Lawyer and entrepreneur Kyle Durand and Nonprofit consultant Desiree Adaway scared the daylights out of participants who have been loose and fast with partnerships, and showed them the right way to structure them for maximum impact, ease and profitability.
We pulled off quite a coup by blowing up and hiding a room full of Pilates balls (with the help of my kids and my assistant Sheila’s kids), only to roll them out for Cheryl Dolan‘s keynote on Marketing Presence. I took great pleasure in yelling out “YOU get a ball, YOU get a ball, EVERYBODY GETS A BALL” in my Oprah moment of the event (which Nancy Duarte would call a STAR moment from her book Resonate — Something They’ll Always Remember)
Tim Grahl once again got the room revved up with his practical advice about launching a product. We were reminded that if we hide in fear from launching our products because we are afraid of being judged as pushy salespeople, we will never be able to change people’s lives.
Experienced event planner Val Steiger and her daughter Megan McCabe Noonan broke down the nuts and bolts of planning inspiring and profitable live events and retreats.
30 year sales veteran Chris Allen shared how to nurture a strong and collaborative relationship with prospects that leads to sales without feeling awkward or pushy.
Heidi Hauck broke down the essential elements of creating your first offer, all while carrying her own startup, due in November.
We got to witness a lot of relationships that went from #HashtagstoHandshakes, as networking expert and presenter Mike Bruny encouraged in his breakout session. Left to right: Brandi Holmes, David Hrostoski, Max Mendoza, Mike Hrostoski and Mike Bruny.
Max Mendoza (pictured in middle above) led a session about social media marketing for beginning entrepreneurs. He also assembled a great team of volunteers from Arizona State University to film the sessions and manage the social media channels.
To see the buzz on Twitter, you can check out Yoda’s hashtag #PBL12
Jill Murphy dropped some serious nuggets about the best use of multiple social media channels. Many of us hung our heads in shame when we realized we should not update our Facebook profile and page at the same time with the same information (oops, I am guilty!).
Yolanda Facio shared powerful lessons on how to grow a business through referrals, based on her own experience running a referral-only Porsche repair business.
I was really excited that my kids were welcomed by participants, and played a part in the event. Josh introduced me at the start of the event (in front of 70 people on stage) and Rosie helped with registration. Pictured here adopted uncles Abe Cajudo and Brooks Duncan of Document Snap.
My 7-year old son Josh introducing me at the beginning of PBL.
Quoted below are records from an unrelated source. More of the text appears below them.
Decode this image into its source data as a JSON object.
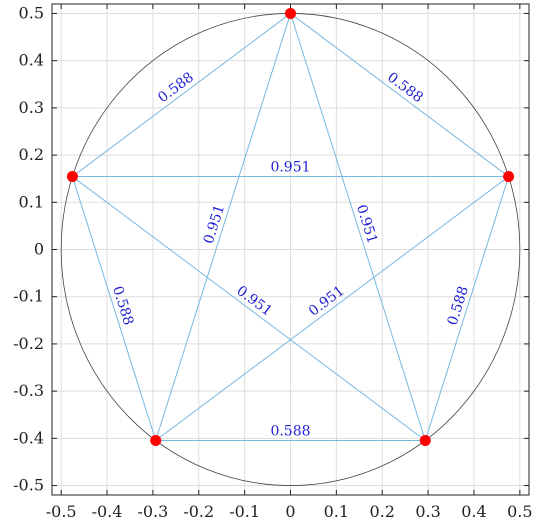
{
  "chart_data": {
    "type": "scatter",
    "xlim": [
      -0.52,
      0.52
    ],
    "ylim": [
      -0.52,
      0.52
    ],
    "x_ticks": [
      "-0.5",
      "-0.4",
      "-0.3",
      "-0.2",
      "-0.1",
      "0",
      "0.1",
      "0.2",
      "0.3",
      "0.4",
      "0.5"
    ],
    "x_tick_values": [
      -0.5,
      -0.4,
      -0.3,
      -0.2,
      -0.1,
      0,
      0.1,
      0.2,
      0.3,
      0.4,
      0.5
    ],
    "y_ticks": [
      "0.5",
      "0.4",
      "0.3",
      "0.2",
      "0.1",
      "0",
      "-0.1",
      "-0.2",
      "-0.3",
      "-0.4",
      "-0.5"
    ],
    "y_tick_values": [
      0.5,
      0.4,
      0.3,
      0.2,
      0.1,
      0,
      -0.1,
      -0.2,
      -0.3,
      -0.4,
      -0.5
    ],
    "grid": true,
    "circle": {
      "cx": 0,
      "cy": 0,
      "r": 0.5
    },
    "points": [
      {
        "x": 0.0,
        "y": 0.5
      },
      {
        "x": 0.4755,
        "y": 0.1545
      },
      {
        "x": 0.2939,
        "y": -0.4045
      },
      {
        "x": -0.2939,
        "y": -0.4045
      },
      {
        "x": -0.4755,
        "y": 0.1545
      }
    ],
    "edges": [
      {
        "from": 0,
        "to": 1,
        "label": "0.588"
      },
      {
        "from": 1,
        "to": 2,
        "label": "0.588"
      },
      {
        "from": 2,
        "to": 3,
        "label": "0.588"
      },
      {
        "from": 3,
        "to": 4,
        "label": "0.588"
      },
      {
        "from": 4,
        "to": 0,
        "label": "0.588"
      },
      {
        "from": 0,
        "to": 2,
        "label": "0.951"
      },
      {
        "from": 0,
        "to": 3,
        "label": "0.951"
      },
      {
        "from": 1,
        "to": 3,
        "label": "0.951"
      },
      {
        "from": 1,
        "to": 4,
        "label": "0.951"
      },
      {
        "from": 2,
        "to": 4,
        "label": "0.951"
      }
    ],
    "colors": {
      "point": "#ff0000",
      "edge": "#7ab8e0",
      "label": "#1f1fd6",
      "circle": "#444444",
      "grid": "#dddddd",
      "axes": "#222222"
    }
  }
}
Our vibe was so friendly that this gentleman in the Ohio State shirt wanted to jump in our group photo. He said “Hi, I am George from Columbus!” I think George will lead a breakout session next year.
Finally, in the most powerful finale to any business conference I have ever attended, we were led in a drum circle by Adam Issadore of Path to Rhythm.
Many of you know that for eleven years, I trained the Afro-Brazilian martial art of capoeira, which is played in a circle with music. A drum circle was the perfect way to cement our laughter, learning and community.
A big thank you to our wonderful corporate sponsors Microsoft, Infusionsoft, Palo Alto Software and Freshbooks who believed in our vision enough to support our inaugural event. Pictured above are Erin Brimmer and Joelle Thompson from Microsoft.
We will do this again next October! Sign up here to be notified when registration opens, as well as to receive video clips from the event itself (we will spread them out over the next few weeks so you can absorb the learning).
My daughter Rosie, inspired by the event, gave some advice to Power Boosters, which you are free to use as you move forward to grow your business:
You have all that you need
The experience from Power Boost Live reaffirmed what I have known to be true since I was a fresh-faced International Development major in college:
“A leader is best when people barely know he exists, when his work is done, his aim fulfilled, they will say: we did it ourselves.”